The Golden Hour - What to do when your baby is born

The first 60 minutes following birth are incredibly important for mother and baby. This is a time for transition for the newborn and they exhibit physiological behaviours during this time.

1) Birth cry - immediately after birth as baby's new lungs expand - "I'm here!"

2) Relaxation - baby's body is totally relaxed - "just give me a moment - this new world is a bit overwhelming".

3) Awakening - small thrusting movements of head and body, eyes begin to open - "this all smells, sounds and feels familiar".

4) Activity - eyes remain open, rooting, salivating, hand to mouth, tongue protrusion - "I'm in a safe environment to start exploring".

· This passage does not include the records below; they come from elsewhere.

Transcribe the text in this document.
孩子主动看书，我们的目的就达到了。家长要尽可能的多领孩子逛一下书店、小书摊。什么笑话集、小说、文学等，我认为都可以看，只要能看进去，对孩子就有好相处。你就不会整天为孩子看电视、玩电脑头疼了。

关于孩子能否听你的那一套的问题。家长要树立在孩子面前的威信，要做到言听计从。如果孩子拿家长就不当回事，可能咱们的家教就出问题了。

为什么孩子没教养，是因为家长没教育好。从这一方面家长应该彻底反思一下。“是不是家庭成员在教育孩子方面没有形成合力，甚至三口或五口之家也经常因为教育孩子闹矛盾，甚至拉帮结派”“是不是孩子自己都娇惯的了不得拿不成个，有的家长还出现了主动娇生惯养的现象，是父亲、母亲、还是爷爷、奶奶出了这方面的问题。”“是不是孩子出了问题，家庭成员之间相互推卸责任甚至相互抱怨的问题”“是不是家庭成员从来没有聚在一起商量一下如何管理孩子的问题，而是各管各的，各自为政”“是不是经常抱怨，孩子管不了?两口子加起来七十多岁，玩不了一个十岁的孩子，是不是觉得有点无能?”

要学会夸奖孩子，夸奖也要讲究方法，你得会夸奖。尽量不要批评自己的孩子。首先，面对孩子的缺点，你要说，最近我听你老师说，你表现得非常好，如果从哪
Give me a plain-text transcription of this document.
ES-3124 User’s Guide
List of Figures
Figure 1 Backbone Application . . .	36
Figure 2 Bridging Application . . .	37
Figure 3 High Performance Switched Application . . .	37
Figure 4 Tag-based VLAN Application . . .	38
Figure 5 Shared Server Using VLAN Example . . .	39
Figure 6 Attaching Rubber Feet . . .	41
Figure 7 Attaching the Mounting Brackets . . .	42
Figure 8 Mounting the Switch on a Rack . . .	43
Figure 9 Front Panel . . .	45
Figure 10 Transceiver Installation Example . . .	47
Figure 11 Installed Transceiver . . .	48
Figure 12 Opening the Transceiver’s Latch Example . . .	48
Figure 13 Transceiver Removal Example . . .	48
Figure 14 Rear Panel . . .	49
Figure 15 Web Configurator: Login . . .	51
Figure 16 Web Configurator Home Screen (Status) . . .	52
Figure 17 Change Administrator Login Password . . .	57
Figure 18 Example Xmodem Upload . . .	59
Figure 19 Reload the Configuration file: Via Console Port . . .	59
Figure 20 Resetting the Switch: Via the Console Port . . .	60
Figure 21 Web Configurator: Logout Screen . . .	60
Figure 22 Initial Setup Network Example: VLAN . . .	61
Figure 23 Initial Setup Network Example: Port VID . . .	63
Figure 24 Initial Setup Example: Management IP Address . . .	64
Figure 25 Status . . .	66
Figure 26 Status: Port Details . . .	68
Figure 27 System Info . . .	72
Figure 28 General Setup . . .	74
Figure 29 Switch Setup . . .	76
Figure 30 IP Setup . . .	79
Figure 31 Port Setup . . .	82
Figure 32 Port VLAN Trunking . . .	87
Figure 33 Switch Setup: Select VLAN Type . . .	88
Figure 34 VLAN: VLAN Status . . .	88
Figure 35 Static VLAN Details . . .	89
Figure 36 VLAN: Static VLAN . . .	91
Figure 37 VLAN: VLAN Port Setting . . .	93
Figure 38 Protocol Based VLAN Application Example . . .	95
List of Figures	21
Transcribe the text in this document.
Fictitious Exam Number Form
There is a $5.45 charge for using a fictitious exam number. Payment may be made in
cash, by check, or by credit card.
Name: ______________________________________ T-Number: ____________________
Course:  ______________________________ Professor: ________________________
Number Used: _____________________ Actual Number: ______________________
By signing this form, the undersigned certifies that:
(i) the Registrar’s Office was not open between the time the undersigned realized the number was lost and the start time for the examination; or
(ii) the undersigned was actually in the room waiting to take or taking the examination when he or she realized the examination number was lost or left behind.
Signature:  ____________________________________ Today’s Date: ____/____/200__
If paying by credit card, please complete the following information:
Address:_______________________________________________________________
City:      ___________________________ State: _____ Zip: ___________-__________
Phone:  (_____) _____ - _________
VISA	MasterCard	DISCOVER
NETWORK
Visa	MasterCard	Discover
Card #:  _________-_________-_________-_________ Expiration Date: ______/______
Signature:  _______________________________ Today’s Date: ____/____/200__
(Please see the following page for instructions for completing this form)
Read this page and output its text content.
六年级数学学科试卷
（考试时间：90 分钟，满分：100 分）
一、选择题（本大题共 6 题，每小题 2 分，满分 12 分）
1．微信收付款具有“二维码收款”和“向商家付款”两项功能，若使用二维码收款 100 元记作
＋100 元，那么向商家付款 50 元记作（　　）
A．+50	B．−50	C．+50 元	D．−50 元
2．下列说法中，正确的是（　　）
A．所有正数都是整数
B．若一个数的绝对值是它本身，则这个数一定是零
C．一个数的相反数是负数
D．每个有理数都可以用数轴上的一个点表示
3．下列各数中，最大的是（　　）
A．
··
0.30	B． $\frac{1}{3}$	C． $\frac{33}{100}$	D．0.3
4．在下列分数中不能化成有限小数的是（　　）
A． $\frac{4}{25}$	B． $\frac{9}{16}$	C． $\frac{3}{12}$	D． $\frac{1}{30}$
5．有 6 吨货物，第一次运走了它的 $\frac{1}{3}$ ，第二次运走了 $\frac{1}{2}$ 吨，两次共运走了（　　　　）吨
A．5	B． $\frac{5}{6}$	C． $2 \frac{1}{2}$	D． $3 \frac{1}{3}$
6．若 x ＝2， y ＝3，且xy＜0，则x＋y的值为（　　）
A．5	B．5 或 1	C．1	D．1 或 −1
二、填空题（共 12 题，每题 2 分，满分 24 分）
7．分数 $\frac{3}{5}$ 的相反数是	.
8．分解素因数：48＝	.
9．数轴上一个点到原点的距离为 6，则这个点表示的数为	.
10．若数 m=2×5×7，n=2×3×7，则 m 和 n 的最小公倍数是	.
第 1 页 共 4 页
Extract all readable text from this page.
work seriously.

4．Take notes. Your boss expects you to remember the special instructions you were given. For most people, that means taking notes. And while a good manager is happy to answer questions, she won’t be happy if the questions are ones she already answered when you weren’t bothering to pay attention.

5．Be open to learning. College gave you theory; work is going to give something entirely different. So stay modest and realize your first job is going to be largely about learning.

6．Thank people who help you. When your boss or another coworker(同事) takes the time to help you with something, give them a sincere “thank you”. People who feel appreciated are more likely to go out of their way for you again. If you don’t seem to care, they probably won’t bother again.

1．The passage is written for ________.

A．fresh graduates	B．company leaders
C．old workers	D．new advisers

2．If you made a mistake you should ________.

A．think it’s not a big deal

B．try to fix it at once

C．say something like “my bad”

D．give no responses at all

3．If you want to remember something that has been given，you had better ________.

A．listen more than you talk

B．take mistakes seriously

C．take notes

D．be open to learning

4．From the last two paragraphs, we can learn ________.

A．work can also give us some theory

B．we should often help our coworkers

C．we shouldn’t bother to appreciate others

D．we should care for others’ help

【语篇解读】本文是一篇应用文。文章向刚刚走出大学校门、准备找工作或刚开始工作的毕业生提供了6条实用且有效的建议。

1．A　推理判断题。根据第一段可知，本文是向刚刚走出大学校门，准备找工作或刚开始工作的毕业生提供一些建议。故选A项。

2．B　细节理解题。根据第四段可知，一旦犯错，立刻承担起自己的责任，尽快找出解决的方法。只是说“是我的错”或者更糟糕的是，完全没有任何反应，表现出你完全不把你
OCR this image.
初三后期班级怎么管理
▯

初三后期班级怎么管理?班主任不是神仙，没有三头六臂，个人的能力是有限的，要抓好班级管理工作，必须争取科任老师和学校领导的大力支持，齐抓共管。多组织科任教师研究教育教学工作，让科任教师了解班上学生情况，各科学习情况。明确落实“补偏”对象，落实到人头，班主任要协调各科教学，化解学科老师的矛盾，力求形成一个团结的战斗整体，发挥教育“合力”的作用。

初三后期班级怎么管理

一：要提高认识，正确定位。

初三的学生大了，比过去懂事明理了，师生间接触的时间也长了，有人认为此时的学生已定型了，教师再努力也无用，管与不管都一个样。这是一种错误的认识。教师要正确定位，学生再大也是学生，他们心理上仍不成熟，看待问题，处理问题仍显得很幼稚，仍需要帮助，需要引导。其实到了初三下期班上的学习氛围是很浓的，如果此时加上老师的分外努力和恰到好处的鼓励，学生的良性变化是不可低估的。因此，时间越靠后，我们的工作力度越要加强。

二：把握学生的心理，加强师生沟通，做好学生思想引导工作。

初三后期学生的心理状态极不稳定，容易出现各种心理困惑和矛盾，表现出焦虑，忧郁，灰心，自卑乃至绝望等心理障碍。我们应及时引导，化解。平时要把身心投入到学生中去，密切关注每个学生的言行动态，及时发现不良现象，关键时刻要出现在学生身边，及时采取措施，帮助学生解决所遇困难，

5) Rest - lots of frequent rest periods after activity - "I'm really new to this so I'm just going to take my time as I process everything I have learned so far. Please be patient with me - it's hard work!"

6) Crawling - crawling, sliding, drawing up knees to push forwards. Lots of rooting and searching - "look at what I can do! I'm also helping mummy by massing her womb and encouraging oxytocin".

7) Familiarisation - very important and can last 20 minutes or more. Licking the nipples, touching, massaging, and nuzzling the breast - "don't rush me, I need to figure this out myself so that I won't need so much help later".

8) Suckling - self attaches after working out the best approach and begins to feed - "I did all by myself - okay, maybe with a bit of help by mum!".

9) Sleeping - "I feel satisfied and safe. Life is good so far! Now, I'll just rest".

This physiological process can take up to 60-90 minutes. It is important that an undisturbed Golden Hour is facilitated where possible as if the baby is disturbed, they will restart this process again until they have their first feed. There will be circumstances where this can't be facilitated immediately due to the clinical needs of the mother and/or baby, however, we recommend doing this as soon as you are able to.